Allowing their ideas to develop over a 25-minute period for the only in public this year (other than The Storage Jam), the guys allowed themselves to explore the depths of their musical consciousness and they came up with a highlight reel of frozen moments and blissful creativity. Moving from an experimental plane into a slower segment that was centered on a to-die-for Trey lick, Phish then progressed into a faster catharsis that had the audience’s ears drooling. Settling into to a modal jam around Coltrane’s masterpiece, “A Love Supreme,” Phish had IT this night like none other of this summer. (Bethel’s tech rehearsal “Waves” and The Storage Jam are the only other pieces that have touched such masterful planes—but in totally non-conventional contexts.) Sculpting a sublime final jam out of “A Love Supreme” and eventually landing seamlessly in “Fluffhead,” Phish had not only blown out the brains of everyone in attendance, they raised the bar for 3.0 improvisation while executing one of the best transitions of their lives. Though Super Ball weekend contained the band’s most consistent jamming of the summer, no single piece came within a county mile of Pine Knob’s “A Disease Supreme.”

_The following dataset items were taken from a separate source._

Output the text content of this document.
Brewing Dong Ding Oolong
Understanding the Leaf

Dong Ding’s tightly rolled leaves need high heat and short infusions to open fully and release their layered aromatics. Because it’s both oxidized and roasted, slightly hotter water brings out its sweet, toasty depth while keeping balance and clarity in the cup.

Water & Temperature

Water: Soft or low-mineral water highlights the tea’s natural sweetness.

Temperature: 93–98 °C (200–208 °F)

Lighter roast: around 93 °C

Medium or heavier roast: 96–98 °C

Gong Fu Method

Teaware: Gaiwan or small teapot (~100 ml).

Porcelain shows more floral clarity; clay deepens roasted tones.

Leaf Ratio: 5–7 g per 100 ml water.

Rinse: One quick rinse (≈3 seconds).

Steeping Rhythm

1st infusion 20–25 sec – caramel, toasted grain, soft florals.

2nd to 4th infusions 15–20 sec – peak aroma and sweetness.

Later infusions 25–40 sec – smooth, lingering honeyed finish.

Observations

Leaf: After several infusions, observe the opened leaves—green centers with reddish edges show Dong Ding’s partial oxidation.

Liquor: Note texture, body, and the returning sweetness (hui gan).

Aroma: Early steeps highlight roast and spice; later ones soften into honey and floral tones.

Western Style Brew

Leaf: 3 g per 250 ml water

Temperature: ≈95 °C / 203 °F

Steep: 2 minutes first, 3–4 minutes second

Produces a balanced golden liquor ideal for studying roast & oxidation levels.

When Phish is at their best—throughout history—they have taken their time to explore music on a subconscious level without any preconceptions of where a jam should go or when they should move on to another song. And in Clarkston, on a Friday night in early June, that is exactly what they did, and what resulted was the most enchanting musical tale to spring from summer’s opening leg.
I wonder what Leg Two holds in store?
Jam of the Day:
“Chalk Dust Torture” 6.3.11 I
A patient, laid back, and creative take on Phish’s rock anthem came as the penultimate song in Pine Knob’s opening frame, setting the table for “A Disease Supreme.”